An Introduction to xAPI and Why you Should Care


Suppose you decided to learn a new skill online- say, a computer language. One way would be to sign up for an online class, delivered via a series of online sessions, followed by an assessment. Alternatively, you could start by seeing a few introductory videos on youtube, download and read an eBook, and simultaneously start doing projects and frequenting a well –known web forum to get advice from experts.

Perhaps the second way is how a lot of us learn these days. Unfortunately, most eLearning programs are not equipped to track, let alone assess this multi-source, multi-style type of learning. Not equipped, unless they happen to be one of the few that have implemented xAPI.

A brief history
In the early days of eLearning, each LMS and content production company followed its own standard, so that there was very little interoperability, leave alone standardization between LMS, content, etc. This changed with the introduction of the Sharable Content Object Reference Model, or SCORM in 1999 for the US Department of Defense, but soon spread into the business world as well. SCORM 1.2 in particular became the first real set of technical specifications that governed how eLearning content should be created, shared, and tracked, and was adopted around the world so that pretty soon, if the content wasn’t SCORM 1.2 compliant, it didn’t sell well. The other notable eLearning standard back then was AICC, which mostly dealt with technical specifications for content for the aviation industry.

While SCORM worked well for years, it was always intended to govern the type of linear eLearning that is sequential, module based and desktop-based. However, as computing became more mobile, first with laptops and then with tablets and smartphones powered by fast internet bandwidth, it quickly became apparent that SCORM had basic limitations. Furthermore, learning itself had started changing. People preferred shorter videos lengths, more focused topics, and also preferred to learn from a variety of sources, from free audiobooks and youtube to full-length research paper PDFs available online. After a while, SCORM was hopelessly out of place. However, for want of a better method, it continued to be the industry standard for commercial eLearning.

What is xAPI
xAPI, or “Experience” API is a new set of technical specifications that expand the basic intent of SCORM viz. to create purpose and device-centric specifications. xAPI takes into account the modern learner’s method and limitations when it comes to learning.

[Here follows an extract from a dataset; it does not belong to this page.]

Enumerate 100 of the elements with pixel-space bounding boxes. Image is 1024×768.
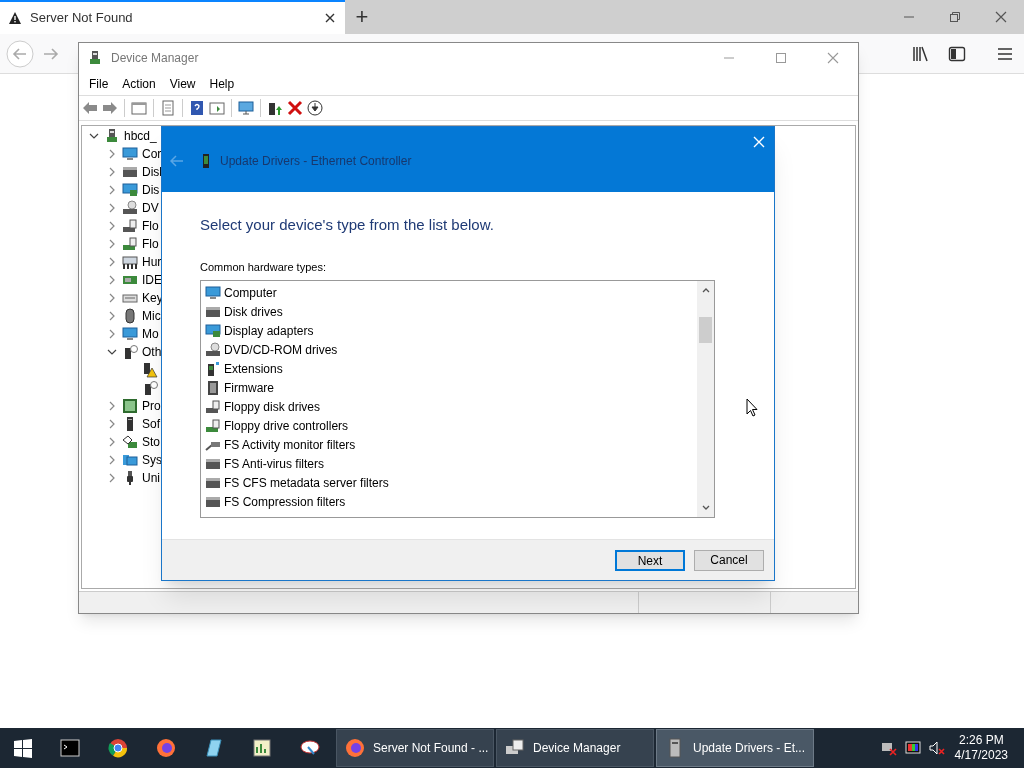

At its core, xAPI is a log of every learning activity called “statements” which are compiled in a record register known as a “Learning Record Store”, or LRS. The LRS layer sits below the LMS layer in the system and feeds data to it for display within the LMS. Therefore, the feedback is much more rich and informative. A learning manager can now create multiple learning paths to attain a learning objective- one path could be a full length module and quiz, while another could be a collection of existing youtube videos and a few podcasts. A third might be remotely attending a TedX-style lecture or webcast with Q&A formats and participation in forums and assignments to fulfil the requirement. There is literally no limit to how many learning paths could be created. Most of all, it wouldn’t cost too much more than the conventional linear module to implement parallel learning paths, while the potential benefits are enormous, as it creates the possibility of actually customizing learning for users based on assessment of what works best for them.

Another way to think about it is as follows: SCORM (either 1.2 or 2004) is about getting eLearning content along with a record of participation and activity result IN to different learning management systems. xAPI is about getting content OUT of not just LMS, but a host of devices and software, from youtube to GPS sensors of smart watches to create feedback possibilities in the LMS like “Kim watched an astronomy video yesterday, and scored 90% in the astronomy test today. Last month she scored 70% on the previous test in astronomy”. The possibilities created by such granular information are self- evident. As you might have guessed, such feedback is only possible when a good analytics layer resides between the LMS and xAPI layers. Fortunately most modern LMS are now robust and ready for analytics, thus allowing the full potential of xAPI to be unleashed.

Making an Impact with xAPI
In the above section we mentioned what xAPI can help learning managers achieve. As we mentioned, if we can track what helps people succeed at their tasks then we can ease their journey towards achieving their and the organization’s goals. Functionally, this means a personalized or at least semi-personalized training plans can be created based on learning styles. ADL (the company behind xAPI) even claims that xAPI may help learning managers attain the holy grail of learning- tracking learning activity to an extent that learning can be correlated with success in the workplace. That however, remains to be seen. To begin with, a learning manager needs to ensure that learning objectives and the parameters of success are well defined (i.e. WHY should the learner learn that skill, and what defines that the skill has been learnt). That helps the manager define which activities need to be tracked by the analytics layer, and how the results should be visualized (dashboard design). This clarity of goals and approach go a long way to ensure maximum impact with xAPI.

SCORM will continue to be the standard for traditional module-based learning. xAPI was intended as a “SCORM 2.0”, but that may take a while as the world (and the many training managers in it) make the slow transition from classroom-style modules to more agile styles of learning. Meanwhile, xAPI will work hand-in-hand with SCORM to create better learning experiences which enthuse learners, generate better training results, and help translate the best experiences into better job performance in the workplace.